I've heard that for german pilsner malt, since they are not fully modified, they benefit from a protein rest for head retention and less chill haze. If it's overkill, I'm certainly happy to scratch the protein rest.
 
I believe that most base malts, even Pilsen, are today well modified (though I may be mistaken). I have never done a protein rest with Pilsen and have gotten good efficiencies and clear beer with a secondary aging. I would scratch the protein rest and go with a single temp infusion unless somebody who knows more than I do (not unusual) about Pilsen malt comes along and suggest otherwise. Especially for your first batch...just worry about getting the sacch temp correct and then go to more advanced techniques.
 
OK, I'll go with the single temp. 153F for 60min (or until complete) here I come.:mug:
 
Coincidentally, I was looking at Austin Homebrew's site this morning and they actually sell both Pilsen malt and undermodified Pilsen malt. This further leads me to believe that anything sold as run-of-the-mill Pilsen malt should be fully modified. However, it also indicates that it is possible to buy undermodified base malt if you're so inclined!
 
BeeGee said:
Coincidentally, I was looking at Austin Homebrew's site this morning and they actually sell both Pilsen malt and undermodified Pilsen malt. This further leads me to believe that anything sold as run-of-the-mill Pilsen malt should be fully modified. However, it also indicates that it is possible to buy undermodified base malt if you're so inclined!

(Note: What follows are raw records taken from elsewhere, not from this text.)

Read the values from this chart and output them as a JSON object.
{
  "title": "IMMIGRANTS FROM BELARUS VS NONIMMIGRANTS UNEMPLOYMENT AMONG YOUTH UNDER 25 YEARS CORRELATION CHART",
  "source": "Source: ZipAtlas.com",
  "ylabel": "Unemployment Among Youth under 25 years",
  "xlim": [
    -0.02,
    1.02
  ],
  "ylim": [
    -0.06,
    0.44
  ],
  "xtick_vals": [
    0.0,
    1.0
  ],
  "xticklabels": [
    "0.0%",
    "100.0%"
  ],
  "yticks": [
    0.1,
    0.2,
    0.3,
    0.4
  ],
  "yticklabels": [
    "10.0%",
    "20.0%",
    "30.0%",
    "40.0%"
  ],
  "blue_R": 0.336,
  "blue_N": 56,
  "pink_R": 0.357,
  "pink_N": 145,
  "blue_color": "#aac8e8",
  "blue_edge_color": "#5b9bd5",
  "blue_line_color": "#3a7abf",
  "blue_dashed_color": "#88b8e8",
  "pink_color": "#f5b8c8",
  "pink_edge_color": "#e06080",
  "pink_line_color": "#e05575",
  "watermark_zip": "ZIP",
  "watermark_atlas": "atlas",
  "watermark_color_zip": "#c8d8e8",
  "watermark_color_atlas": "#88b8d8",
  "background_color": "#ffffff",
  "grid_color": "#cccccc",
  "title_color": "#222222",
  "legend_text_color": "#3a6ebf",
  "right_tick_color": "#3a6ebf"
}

Interesting fact. This might be especially important if you want to do a decoction mash, and w/o a protein rest you may run out of rests that you can decoct to or from.

You can also check the modification of the malt by looking at the acrospire. if it is 3/4 to full length of the kernel, the malt is well modified. I checked for the German malt that I'm using, and it is on average 3/4 of the kernel's length. I'm still trying to get a lot analysis for this malt, though. This will tell me the modification grade and if a protein rest is necessary/beneficial or not.